The condo is nice-it's out of the city center, by Chateau de Vincennes.  It's three bedrooms, two bathrooms (split up weird-one full bathroom, one room that has just a toilet, and then in one of the bedrooms, a room with just a shower stall and a sink), a kitchen and living room/formal dining area.  We have a little balcony as well.
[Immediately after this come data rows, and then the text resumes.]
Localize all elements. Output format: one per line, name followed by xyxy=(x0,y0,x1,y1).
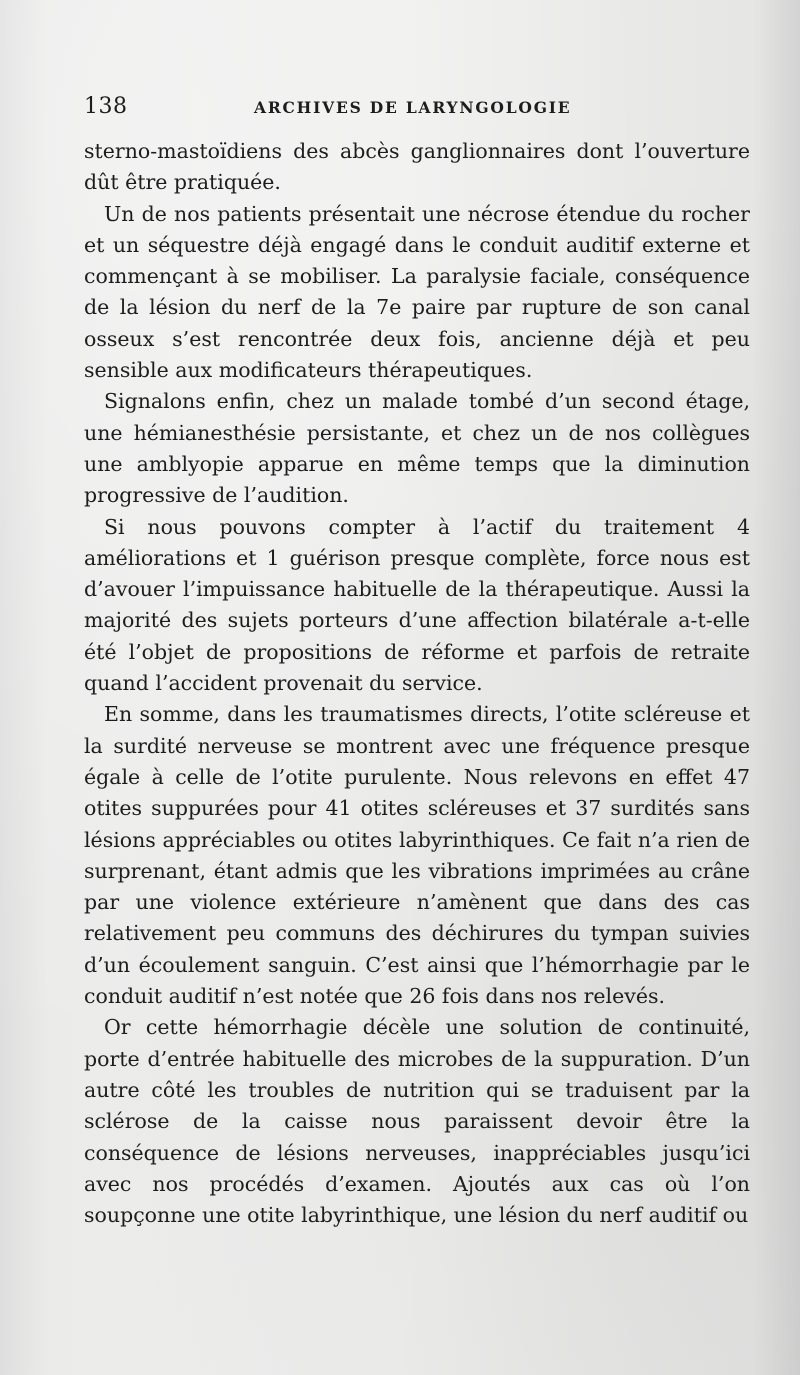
paragraph-2: Un de nos patients présentait une nécrose étendue du rocher et un séquestre déjà engagé dans le conduit auditif externe et commençant à se mobiliser. La paralysie faciale, conséquence de la lésion du nerf de la 7e paire par rupture de son canal osseux s’est rencontrée deux fois, ancienne déjà et peu sensible aux modificateurs thérapeutiques. xyxy=(84,201,750,383)
page-header xyxy=(84,94,750,124)
paragraph-6: Or cette hémorrhagie décèle une solution de continuité, porte d’entrée habituelle des microbes de la suppuration. D’un autre côté les troubles de nutrition qui se traduisent par la sclérose de la caisse nous paraissent devoir être la conséquence de lésions nerveuses, inappréciables jusqu’ici avec nos procédés d’examen. Ajoutés aux cas où l’on soupçonne une otite labyrinthique, une lésion du nerf auditif ou xyxy=(84,1015,750,1228)
paragraph-4: Si nous pouvons compter à l’actif du traitement 4 améliorations et 1 guérison presque complète, force nous est d’avouer l’impuissance habituelle de la thérapeutique. Aussi la majorité des sujets porteurs d’une affection bilatérale a-t-elle été l’objet de propositions de réforme et parfois de retraite quand l’accident provenait du service. xyxy=(84,514,750,696)
running-title: ARCHIVES DE LARYNGOLOGIE xyxy=(254,98,572,117)
paragraph-3: Signalons enfin, chez un malade tombé d’un second étage, une hémianesthésie persistante, et chez un de nos collègues une amblyopie apparue en même temps que la diminution progressive de l’audition. xyxy=(84,389,750,508)
paragraph-1: sterno-mastoïdiens des abcès ganglionnaires dont l’ouverture dût être pratiquée. xyxy=(84,139,750,195)
body-text xyxy=(84,136,750,1231)
paragraph-5: En somme, dans les traumatismes directs, l’otite scléreuse et la surdité nerveuse se montrent avec une fréquence presque égale à celle de l’otite purulente. Nous relevons en effet 47 otites suppurées pour 41 otites scléreuses et 37 surdités sans lésions appréciables ou otites labyrinthiques. Ce fait n’a rien de surprenant, étant admis que les vibrations imprimées au crâne par une violence extérieure n’amènent que dans des cas relativement peu communs des déchirures du tympan suivies d’un écoulement sanguin. C’est ainsi que l’hémorrhagie par le conduit auditif n’est notée que 26 fois dans nos relevés. xyxy=(84,702,750,1009)
page-number: 138 xyxy=(84,94,128,119)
I'm sitting here eating breakfast as I type this-fresh baguettes from the local baker, and what I thought was yogurt, but is not.  It looked like yogurt and the label said Danon, but it turns out it's actually whipped cream with the kind of strawberry syrup you get at the bottom of fruit-on-the-bottom yogurts.  It was a delicious surprise!  We forgot to pick up butter last night, so my Dad has gone to the market (which is just across the street) to grab some for the bread, then we'll be off to sight-see for the day.  I think we are going to go to Montmartre for the morning to see the Moulin Rouge and Sacre Couer.  It's an artsy area, so I'm hoping to buy some art while there.  My brother and his wife got a couple of cool paintings when they were in Paris a couple of years ago, and I want to get something for my walls too.  


Sunday, July 15, 2012

The countdown has begun!

I'm leaving for Paris bright and early Thursday morning and I'm officially beyond excited!  I've been more apprehensive than excited until the last week or so, mainly because I've never been somewhere where I don't speak the language, and let's face it, Parisians don't have a reputation for being nice to stupid American tourists.  My little brother and I get there early Friday morning and we have all day to explore the city before the rest of our group gets there Friday evening.  It will definitely be an adventure!  I think we're going to do a river cruise of the Seine while we're waiting for everyone else.  It will be a great way to see the city and relax a little bit after the long trip.  This will definitely be a nice break from the stress of the last couple of months and I can't wait to immerse myself in art, history and, of course, food!

Thursday, July 12, 2012

a confession

I'm still spending most of my days at the hospital with my client and I have a little confession to make . . .  I can't stop stealing the alcohol prep swabs.  I love them!  I use them to clean my phone and other dirty surfaces.  My purse is now full of them and I feel like I should feel bad for stealing them, but I don't.  They probably cost a fraction of a penny each, so maybe I'll leave a quarter in the room tomorrow!  And really, if they don't want things stolen, they shouldn't leave them in unlocked drawers.  Leaving me alone and bored in a room with unlocked drawers full of fun medical supplies is just asking for trouble.  Does anyone want a couple of emesis bags or maybe a tongue depressor?  I can totally hook you up!